Abstract
Introduction The heterogeneous clinical presentation of SLE is characterised by the unpredictable appearance of flares and remissions of disease activity associated with organ damage and severe symptomatology. Various attempts to classify lupus clinically have not been successful, still burdened by delayed diagnosis and clinical trial failures. Our aim was to develop and validate a robust method to reproducibly stratify patients with lupus according to longitudinal patterns of disease presentation and gene expression data obtained at several points in time.
Methods We calculated correlations among expression values of each gene and SLEDAI across the different time points for each patient. With these, we constructed a bi-dimensional inter-patient matrix. We developed a new approach to select genes strongly correlated with SLEDAI in absolute values across all patients as best genes to stratify patients and filter out the remaining. Finally, we obtain the stratification groups applying consensus clustering that estimates the probability of a patient to belong to a given cluster by random seed permutation.

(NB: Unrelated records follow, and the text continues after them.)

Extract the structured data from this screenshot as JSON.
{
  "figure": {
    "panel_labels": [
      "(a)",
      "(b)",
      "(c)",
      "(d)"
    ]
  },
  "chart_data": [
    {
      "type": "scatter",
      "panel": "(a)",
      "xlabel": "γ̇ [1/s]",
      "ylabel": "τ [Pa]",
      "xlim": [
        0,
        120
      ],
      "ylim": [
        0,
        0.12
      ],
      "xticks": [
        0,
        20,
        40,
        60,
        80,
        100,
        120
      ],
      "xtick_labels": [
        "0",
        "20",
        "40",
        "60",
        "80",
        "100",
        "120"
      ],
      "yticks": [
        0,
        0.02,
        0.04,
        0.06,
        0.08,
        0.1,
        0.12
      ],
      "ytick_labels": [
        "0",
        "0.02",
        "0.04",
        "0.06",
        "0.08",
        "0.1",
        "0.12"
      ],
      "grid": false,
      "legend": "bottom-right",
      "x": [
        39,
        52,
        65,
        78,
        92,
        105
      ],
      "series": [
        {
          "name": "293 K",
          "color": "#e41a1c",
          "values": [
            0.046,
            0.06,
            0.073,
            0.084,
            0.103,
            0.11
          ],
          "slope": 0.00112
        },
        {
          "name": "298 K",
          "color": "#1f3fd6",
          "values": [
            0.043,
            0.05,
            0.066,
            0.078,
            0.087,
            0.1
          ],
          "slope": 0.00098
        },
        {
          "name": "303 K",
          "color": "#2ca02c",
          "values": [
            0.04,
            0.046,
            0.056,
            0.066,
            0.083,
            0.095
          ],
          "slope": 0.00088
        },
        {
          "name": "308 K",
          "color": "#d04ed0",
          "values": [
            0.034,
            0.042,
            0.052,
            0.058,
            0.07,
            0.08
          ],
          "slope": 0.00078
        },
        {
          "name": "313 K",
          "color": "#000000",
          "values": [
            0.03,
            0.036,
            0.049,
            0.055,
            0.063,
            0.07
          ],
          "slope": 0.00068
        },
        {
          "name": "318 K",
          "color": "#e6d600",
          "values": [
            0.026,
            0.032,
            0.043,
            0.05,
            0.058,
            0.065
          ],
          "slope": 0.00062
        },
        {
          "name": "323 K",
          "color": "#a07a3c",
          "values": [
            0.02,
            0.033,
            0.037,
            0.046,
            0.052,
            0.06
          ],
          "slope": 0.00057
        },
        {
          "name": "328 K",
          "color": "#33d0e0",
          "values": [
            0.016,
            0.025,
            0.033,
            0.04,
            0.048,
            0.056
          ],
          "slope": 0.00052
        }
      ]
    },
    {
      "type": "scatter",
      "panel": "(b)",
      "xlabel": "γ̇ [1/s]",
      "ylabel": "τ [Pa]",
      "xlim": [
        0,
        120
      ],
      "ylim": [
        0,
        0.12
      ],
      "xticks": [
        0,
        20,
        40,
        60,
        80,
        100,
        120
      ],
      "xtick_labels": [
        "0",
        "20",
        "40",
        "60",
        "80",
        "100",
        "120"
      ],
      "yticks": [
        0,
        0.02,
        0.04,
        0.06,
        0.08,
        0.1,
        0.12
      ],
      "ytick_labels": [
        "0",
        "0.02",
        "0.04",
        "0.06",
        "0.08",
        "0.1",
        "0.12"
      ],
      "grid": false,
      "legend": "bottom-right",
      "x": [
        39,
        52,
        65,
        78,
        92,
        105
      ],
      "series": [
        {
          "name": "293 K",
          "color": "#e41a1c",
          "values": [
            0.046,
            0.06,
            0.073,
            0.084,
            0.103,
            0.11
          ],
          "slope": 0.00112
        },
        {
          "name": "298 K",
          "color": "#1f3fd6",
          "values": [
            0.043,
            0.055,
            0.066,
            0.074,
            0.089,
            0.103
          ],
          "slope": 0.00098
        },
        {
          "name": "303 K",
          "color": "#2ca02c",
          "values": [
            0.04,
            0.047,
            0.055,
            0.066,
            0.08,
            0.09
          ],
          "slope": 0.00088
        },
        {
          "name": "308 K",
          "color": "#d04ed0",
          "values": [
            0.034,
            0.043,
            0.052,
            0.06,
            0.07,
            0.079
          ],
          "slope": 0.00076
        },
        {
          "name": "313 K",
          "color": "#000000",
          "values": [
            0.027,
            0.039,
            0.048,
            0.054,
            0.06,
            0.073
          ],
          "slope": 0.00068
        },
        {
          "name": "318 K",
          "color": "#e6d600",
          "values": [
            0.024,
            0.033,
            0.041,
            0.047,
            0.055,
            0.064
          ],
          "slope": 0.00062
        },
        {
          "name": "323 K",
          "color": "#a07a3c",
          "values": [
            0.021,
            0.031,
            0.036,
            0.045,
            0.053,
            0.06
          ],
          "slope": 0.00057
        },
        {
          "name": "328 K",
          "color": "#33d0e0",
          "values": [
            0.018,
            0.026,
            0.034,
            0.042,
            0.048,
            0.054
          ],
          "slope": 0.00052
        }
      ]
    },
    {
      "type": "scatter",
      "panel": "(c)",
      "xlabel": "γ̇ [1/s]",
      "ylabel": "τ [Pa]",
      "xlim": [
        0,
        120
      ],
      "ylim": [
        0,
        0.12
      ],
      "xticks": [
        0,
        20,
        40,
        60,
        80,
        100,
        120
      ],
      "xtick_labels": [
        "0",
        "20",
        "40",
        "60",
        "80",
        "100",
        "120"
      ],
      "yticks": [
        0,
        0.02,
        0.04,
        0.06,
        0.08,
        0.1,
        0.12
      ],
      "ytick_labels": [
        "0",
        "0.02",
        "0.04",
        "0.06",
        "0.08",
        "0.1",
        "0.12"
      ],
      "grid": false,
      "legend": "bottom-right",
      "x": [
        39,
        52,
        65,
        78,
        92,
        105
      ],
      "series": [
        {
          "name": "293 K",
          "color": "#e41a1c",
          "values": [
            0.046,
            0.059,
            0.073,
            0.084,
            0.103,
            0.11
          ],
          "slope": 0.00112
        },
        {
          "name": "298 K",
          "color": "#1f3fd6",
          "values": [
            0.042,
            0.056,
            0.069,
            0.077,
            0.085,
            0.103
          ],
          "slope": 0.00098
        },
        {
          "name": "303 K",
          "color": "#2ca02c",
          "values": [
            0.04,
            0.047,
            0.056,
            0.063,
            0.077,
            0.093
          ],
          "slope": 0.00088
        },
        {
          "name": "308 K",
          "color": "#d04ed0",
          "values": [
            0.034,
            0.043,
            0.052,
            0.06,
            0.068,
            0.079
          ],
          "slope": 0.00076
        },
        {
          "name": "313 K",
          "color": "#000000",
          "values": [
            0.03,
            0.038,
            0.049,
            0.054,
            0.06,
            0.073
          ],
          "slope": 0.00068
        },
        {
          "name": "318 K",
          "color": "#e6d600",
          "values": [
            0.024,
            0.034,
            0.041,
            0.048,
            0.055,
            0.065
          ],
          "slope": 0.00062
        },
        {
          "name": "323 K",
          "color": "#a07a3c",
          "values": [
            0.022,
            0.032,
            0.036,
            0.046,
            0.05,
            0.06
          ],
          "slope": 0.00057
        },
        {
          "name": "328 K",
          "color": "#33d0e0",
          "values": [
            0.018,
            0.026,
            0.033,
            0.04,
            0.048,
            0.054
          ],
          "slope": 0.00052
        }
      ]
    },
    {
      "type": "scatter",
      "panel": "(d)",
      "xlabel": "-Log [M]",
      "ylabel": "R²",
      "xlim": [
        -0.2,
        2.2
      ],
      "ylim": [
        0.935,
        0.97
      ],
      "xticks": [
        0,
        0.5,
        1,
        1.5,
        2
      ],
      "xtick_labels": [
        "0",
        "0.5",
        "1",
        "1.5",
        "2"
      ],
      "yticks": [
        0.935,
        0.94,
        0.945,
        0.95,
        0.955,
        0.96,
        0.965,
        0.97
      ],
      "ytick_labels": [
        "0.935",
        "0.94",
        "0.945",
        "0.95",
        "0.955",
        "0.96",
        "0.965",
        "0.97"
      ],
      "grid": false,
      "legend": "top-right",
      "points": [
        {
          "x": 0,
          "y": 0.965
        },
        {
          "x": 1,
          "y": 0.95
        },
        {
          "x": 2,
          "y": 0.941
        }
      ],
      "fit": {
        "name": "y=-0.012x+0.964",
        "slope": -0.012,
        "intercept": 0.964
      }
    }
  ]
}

Results Longitud inally, lupus patients group into three clusters. The three clusters shared the same mean SLEDAI and had no differences in the clinical parameters comprising the score. Functionally however, the clusters had clearly differentiated gene expression profiles and cellular profiles representing three different mechanisms of disease progression. We tested the stability of the clusters by different validation methods and obtained a high reproducibility and robustness. Our stratification method could be used in the future to establish and re-design lupus clinical trials and treatment, and may be used in any disease with measurable but variable patterns of disease progression. This work has received support from the EU/EFPIA/Innovative Medicines Initiative Joint Undertaking PRECISESADS grant n°1 15 565.